Additionally, Davidson Kempner Capital Management LP, a global institutional investment management firm, is also providing £170m of secured financing while creditors will support the airline with over £450m of deferrals.
The airline continues to have the support of credit card acquirers (Merchant Service Providers) Lloyd’s Cardnet and First Data.
To secure approval from all relevant creditors before implementation, the restructuring will go through a court-sanctioned process and it is hoped recapitalisation will come into effect late Summer 2020.
Shai Weiss, CEO, Virgin Atlantic commented: “Few could have predicted the scale of the Covid-19 crisis we have witnessed and undoubtedly, the last six months have been the toughest we have faced in our 36-year history. We have taken painful measures, but we have accomplished what many thought impossible. The solvent recapitalisation of Virgin Atlantic will ensure that we can continue to provide vital connectivity and competition to consumers and businesses in Britain and beyond. We greatly appreciate the support of our shareholders, creditors and new private investors and together, we will ensure that Virgin Atlantic can emerge a sustainably profitable airline, with a healthy balance sheet.
“Once our plan is approved, we will continue to focus on providing our customers with the service they have come to expect.
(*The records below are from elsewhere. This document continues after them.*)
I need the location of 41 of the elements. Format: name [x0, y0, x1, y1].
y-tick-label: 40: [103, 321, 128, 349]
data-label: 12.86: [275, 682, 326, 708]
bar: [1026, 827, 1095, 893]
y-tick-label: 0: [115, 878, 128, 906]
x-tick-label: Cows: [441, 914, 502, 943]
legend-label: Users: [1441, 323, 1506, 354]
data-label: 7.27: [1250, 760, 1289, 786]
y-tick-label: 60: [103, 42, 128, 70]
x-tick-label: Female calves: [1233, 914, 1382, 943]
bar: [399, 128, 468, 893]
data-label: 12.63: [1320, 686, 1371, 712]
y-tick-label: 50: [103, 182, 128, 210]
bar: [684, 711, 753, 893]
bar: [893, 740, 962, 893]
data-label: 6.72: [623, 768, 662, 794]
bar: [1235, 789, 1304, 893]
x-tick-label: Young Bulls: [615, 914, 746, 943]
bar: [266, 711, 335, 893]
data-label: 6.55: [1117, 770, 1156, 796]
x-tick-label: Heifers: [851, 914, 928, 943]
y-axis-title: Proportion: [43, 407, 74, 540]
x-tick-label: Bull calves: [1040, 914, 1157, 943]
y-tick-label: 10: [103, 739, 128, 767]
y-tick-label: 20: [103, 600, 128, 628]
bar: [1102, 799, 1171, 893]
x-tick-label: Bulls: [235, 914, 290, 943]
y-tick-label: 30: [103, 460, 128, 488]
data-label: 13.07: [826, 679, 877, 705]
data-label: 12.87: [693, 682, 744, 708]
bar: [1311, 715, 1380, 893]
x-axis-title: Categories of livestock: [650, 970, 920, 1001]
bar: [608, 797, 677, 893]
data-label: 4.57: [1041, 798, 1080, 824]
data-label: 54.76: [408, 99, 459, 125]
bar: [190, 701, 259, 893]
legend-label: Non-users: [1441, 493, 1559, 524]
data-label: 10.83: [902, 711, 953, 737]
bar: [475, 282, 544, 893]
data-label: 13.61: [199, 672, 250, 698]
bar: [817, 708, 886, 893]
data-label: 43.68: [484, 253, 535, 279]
Despite the incredible efforts of our teams, through cancelled flights and delayed refunds we have not lived up to the high standards, we set ourselves, but we will do everything in our power to earn back their trust.
“While we must not underestimate the challenges ahead and the need to continuously respond to this crisis, I know that now, more than ever before, our people are what sets us apart. I have been humbled by their support and unwavering solidarity throughout. The pursuit of our vision continues and that is down to each one of them.”
Earlier this year Virgin Atlantic instigated its “self-help” programme of through Leadership pay cuts and reducing the number of people it employs by 3,550.
It also closed its Gatwick base, “while retaining a slot portfolio at the airport to protect opportunities for future growth” and consolidated to Heathrow and Manchester.
The airline also pointed out that by 2022 it will fly the same number of sectors as 2019 despite its smaller scale. It will also operate a streamlined fleet of 37 twin-engine aircraft following the retirement of 7 x 747s and 4 x A332s by Q1 2022, with rescheduled delivery of outstanding A350s and A339s.
Virgin Atlantic will restart passenger flights from 20th July 2020.